AATO President Vladimir Tasun informed the paper that the biggest air carriers of Russia posted losses amounting to RUB 25.6 billion in the domestic market, almost RUB 6 billion above the losses in Q1 2015. At the same time, profit from international air transport services was a mere RUB 1.5 billion.
Probably, air companies need government contracts for the transportation of socially vulnerable groups of population, or ease the tax burden for airlines as much as possible, Vladimir Tasun said.
Russia’s airlines suffered several setbacks in 2015 due to a worsening political climate.
Commercial flights to Russian holiday hotspot Egypt were cancelled after the bombing of flight A321 over the Sinai desert in November last year while all commercial flights between Ukraine and Russia were also suspended.
Charter flights to Russian tourist favorite Turkey have also been cancelled for the last eight months, after a Russian jet was shot down by Turkish forces on the border with Syria.
Russia’s Transport Ministry announced that charter flights to Turkey are set to resume shortly following an official apology from Turkish President Recep Erdogan for the downed Russian plane.
The plunging value of the ruble has also forced many Russian holidaymakers to stay at home, with oil prices still struggling to gain significant ground.
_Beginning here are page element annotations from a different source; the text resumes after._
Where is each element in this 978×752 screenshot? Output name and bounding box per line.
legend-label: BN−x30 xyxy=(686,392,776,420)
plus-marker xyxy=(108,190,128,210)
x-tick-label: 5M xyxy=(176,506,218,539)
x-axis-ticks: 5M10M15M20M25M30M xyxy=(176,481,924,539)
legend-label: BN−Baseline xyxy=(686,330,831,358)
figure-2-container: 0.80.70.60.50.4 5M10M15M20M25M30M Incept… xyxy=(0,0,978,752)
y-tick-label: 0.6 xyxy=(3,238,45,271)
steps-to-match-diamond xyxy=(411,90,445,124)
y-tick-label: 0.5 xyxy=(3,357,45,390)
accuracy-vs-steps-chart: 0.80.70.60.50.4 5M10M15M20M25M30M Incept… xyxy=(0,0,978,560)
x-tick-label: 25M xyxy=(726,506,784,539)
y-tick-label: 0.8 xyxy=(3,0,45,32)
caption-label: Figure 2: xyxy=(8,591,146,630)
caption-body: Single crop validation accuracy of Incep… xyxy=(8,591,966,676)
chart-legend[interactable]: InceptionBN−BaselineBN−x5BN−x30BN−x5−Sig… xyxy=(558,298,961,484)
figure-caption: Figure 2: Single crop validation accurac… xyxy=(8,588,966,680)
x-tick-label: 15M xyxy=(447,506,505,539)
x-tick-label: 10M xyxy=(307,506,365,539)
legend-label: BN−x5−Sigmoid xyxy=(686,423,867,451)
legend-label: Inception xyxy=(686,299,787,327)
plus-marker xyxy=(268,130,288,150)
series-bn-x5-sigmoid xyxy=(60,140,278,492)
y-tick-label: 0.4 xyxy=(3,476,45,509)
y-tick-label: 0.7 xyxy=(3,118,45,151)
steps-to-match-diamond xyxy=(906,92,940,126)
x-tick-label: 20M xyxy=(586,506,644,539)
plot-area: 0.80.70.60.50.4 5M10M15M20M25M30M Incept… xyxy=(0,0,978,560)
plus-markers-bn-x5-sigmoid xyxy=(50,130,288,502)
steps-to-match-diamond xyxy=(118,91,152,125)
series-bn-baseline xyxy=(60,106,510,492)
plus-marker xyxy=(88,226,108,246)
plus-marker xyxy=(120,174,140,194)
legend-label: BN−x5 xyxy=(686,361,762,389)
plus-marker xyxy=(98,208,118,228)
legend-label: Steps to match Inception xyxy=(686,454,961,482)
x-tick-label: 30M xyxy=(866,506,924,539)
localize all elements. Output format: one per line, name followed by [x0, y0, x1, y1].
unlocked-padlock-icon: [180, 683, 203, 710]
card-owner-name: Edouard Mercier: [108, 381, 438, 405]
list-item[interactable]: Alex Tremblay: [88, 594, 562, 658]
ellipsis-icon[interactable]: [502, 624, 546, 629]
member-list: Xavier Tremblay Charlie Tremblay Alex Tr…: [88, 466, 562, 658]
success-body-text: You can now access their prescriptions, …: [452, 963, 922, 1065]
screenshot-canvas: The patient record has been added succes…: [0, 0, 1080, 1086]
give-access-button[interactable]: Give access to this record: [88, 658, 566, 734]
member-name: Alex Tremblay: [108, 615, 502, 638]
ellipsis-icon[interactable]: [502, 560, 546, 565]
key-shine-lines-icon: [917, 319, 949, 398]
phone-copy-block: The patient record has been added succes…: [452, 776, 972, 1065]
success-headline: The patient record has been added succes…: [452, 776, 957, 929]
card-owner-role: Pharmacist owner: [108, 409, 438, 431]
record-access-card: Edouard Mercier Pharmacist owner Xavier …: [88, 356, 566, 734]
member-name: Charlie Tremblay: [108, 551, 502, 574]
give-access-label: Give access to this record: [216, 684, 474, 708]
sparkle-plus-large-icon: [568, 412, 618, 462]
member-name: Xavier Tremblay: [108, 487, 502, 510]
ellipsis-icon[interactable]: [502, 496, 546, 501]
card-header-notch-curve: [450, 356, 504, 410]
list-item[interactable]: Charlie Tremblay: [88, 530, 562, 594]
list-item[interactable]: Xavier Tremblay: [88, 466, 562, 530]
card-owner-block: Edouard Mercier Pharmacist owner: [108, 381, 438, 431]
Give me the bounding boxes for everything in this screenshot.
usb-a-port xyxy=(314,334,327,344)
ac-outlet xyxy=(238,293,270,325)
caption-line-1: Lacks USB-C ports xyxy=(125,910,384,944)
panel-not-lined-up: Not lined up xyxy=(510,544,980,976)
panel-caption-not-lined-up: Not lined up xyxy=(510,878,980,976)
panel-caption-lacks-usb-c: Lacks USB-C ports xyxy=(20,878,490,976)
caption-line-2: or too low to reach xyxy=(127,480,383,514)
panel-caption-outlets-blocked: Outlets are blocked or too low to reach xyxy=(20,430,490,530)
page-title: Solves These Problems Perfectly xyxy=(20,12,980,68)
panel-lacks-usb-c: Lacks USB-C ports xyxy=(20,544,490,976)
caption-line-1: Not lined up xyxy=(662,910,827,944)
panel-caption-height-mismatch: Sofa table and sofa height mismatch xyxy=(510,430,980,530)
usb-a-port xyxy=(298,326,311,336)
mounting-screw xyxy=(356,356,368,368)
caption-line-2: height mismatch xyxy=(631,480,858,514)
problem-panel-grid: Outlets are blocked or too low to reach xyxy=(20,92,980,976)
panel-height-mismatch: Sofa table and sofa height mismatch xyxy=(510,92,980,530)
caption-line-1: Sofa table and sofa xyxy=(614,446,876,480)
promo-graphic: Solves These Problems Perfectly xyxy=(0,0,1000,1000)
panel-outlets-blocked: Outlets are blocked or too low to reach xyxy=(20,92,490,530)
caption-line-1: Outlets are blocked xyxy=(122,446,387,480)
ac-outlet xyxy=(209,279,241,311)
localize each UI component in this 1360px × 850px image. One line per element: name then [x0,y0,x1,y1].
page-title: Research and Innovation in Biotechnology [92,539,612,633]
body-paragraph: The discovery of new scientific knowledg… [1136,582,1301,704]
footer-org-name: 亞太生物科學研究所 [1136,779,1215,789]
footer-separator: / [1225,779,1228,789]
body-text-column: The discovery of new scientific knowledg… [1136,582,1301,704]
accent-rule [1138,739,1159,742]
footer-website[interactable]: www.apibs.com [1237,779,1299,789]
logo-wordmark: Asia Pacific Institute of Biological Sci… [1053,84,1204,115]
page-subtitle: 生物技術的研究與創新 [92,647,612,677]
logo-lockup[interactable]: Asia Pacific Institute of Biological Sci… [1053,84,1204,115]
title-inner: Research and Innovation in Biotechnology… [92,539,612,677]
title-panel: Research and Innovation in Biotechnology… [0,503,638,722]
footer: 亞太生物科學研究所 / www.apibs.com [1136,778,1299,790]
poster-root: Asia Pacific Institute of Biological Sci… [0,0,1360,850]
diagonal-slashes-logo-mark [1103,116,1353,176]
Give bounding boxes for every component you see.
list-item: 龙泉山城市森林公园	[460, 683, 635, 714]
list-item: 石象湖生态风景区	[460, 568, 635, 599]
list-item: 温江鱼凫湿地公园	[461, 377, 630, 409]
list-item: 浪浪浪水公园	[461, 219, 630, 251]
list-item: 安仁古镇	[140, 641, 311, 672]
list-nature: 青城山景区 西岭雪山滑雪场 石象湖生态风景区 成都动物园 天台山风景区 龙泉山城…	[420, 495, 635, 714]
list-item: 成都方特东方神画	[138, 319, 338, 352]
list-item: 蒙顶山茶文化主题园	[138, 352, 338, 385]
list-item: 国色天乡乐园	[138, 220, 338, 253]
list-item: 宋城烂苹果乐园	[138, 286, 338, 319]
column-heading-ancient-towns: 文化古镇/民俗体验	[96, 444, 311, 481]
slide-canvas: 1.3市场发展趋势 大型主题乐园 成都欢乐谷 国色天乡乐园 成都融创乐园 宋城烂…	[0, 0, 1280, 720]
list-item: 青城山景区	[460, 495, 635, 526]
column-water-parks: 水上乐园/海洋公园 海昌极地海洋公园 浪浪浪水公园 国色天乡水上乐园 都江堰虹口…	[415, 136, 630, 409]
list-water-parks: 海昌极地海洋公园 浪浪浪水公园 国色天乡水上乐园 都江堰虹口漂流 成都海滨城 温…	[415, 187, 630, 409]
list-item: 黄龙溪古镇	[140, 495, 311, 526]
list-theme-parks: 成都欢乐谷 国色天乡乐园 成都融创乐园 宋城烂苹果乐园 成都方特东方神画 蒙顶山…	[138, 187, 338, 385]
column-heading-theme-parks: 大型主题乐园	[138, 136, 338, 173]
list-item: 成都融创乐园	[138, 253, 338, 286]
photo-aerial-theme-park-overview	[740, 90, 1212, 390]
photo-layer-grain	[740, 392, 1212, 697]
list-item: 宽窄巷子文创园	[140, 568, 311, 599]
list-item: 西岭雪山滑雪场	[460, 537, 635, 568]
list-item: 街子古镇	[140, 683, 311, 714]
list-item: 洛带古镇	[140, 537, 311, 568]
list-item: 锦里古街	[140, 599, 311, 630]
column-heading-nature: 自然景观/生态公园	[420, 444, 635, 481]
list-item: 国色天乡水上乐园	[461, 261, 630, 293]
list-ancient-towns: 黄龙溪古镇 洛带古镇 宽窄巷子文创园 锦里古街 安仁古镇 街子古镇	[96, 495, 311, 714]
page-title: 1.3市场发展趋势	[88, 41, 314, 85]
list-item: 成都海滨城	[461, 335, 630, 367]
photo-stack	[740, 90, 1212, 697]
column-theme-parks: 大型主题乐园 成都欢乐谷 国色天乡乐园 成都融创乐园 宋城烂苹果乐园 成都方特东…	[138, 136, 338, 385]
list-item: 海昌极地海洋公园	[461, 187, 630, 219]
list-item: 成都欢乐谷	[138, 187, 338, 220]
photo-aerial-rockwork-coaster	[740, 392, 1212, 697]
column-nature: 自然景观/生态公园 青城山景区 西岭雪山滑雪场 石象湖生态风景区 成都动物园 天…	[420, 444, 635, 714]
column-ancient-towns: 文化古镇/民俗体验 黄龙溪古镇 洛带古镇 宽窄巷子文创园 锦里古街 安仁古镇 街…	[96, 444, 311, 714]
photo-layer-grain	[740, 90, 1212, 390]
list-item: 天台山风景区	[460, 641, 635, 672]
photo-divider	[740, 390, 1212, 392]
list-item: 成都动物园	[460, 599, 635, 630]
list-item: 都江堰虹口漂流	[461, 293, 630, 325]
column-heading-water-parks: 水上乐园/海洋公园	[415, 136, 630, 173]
The 2015 closure of Russia’s largest private airline Transaero also contributed to the sector’s overall decline.
Losses on domestic routes totalled 25 billion rubles ($391 million) in the first quarter of 2016, while profits on international routes reaching just 1.5 billion rubles ($23 million). The figures show a substantial jump from the first quarter of 2015, when losses totalled 16 billion rubles ($250 million).
“In the current economy, even a minimal [ticket] price rise would just worsen the situation,” Tasun said.
“What is needed is a more strategic response from the industry and continued state support. It’s obvious that we won’t be able to bring back demand just by raising prices and reopening charter flights to Turkey.”
Experts have warned that airliners need to develop coordinated policies on raising ticket prices and reducing surplus energy supply and overhead costs, Kommersant reported. The Ministry of Transport submitted proposals last month to reduce VAT on domestic passenger flights until the end of 2017, but the plans are yet to be approved.